On the Zariski invariant of plane branches
Marcelo Escudeiro Hernandes, Mauro Fernando Hernández Iglesias
TL;DR
This work addresses the problem of identifying the Zariski invariant $\lambda_f$ of a plane branch from geometric data. It introduces a geometric characterization: $\lambda_f$ equals $n$ times the maximal contact with a special family $\mathcal{B}$ of curves (or, equivalently, the maximal intersection multiplicity with these curves), where $\mathcal{B}$ consists of branches analytically equivalent to $y^{n_1}-x^{m_1}=0$ with $n_1=n/e_1$, $m_1=m/e_1$ and $e_1=\gcd(n,m)$. The key result provides the exact formula $\lambda_f = n\cdot\max_{C\in\mathcal{B}}\{\text{cont}(C_f,C)\}=\max_{C\in\mathcal{B}}\{\text{I}(C_f,C)\}-(n_1-1)m$ and discusses its invariance under analytic coordinate changes, its behavior when $\lambda_f=\infty$, and its implications for comparing Zariski invariants via a triangular-like inequality.

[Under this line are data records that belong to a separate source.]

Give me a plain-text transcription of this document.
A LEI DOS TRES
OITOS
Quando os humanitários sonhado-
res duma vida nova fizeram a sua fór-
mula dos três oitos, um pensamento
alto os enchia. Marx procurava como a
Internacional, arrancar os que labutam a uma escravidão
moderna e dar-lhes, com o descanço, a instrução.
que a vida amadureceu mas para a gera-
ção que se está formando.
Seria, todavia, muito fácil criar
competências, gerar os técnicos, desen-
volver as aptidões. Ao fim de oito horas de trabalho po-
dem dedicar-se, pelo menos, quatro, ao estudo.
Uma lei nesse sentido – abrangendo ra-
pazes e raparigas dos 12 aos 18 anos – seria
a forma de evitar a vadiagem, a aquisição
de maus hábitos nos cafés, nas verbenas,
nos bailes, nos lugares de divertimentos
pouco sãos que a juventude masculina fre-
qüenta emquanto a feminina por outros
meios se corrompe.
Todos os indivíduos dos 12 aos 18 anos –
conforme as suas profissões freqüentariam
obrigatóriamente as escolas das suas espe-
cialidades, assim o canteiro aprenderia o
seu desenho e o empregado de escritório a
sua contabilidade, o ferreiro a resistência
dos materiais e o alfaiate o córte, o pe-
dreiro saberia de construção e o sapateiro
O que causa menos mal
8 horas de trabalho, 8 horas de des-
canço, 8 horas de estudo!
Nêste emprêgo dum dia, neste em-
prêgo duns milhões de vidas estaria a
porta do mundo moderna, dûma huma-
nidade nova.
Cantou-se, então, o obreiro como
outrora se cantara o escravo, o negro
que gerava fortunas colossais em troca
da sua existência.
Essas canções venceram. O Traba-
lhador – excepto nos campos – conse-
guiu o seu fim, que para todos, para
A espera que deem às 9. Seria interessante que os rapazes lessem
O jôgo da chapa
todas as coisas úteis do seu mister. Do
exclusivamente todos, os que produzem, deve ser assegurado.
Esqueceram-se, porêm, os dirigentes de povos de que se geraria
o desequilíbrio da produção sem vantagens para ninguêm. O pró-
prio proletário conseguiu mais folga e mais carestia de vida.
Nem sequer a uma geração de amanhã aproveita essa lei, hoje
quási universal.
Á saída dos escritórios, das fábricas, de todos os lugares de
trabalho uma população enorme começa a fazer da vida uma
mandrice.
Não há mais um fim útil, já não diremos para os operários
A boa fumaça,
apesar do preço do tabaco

The paper also illustrates the approach with examples and outlines how this geometric interpretation facilitates computation of the invariant and analysis of analytic equivalence among branches.
Abstract
We show how to obtain the Zariski invariant of a plane branch employing the contact order or the intersection multiplicity with elements in a particular family of curves and we present some consequences of this result.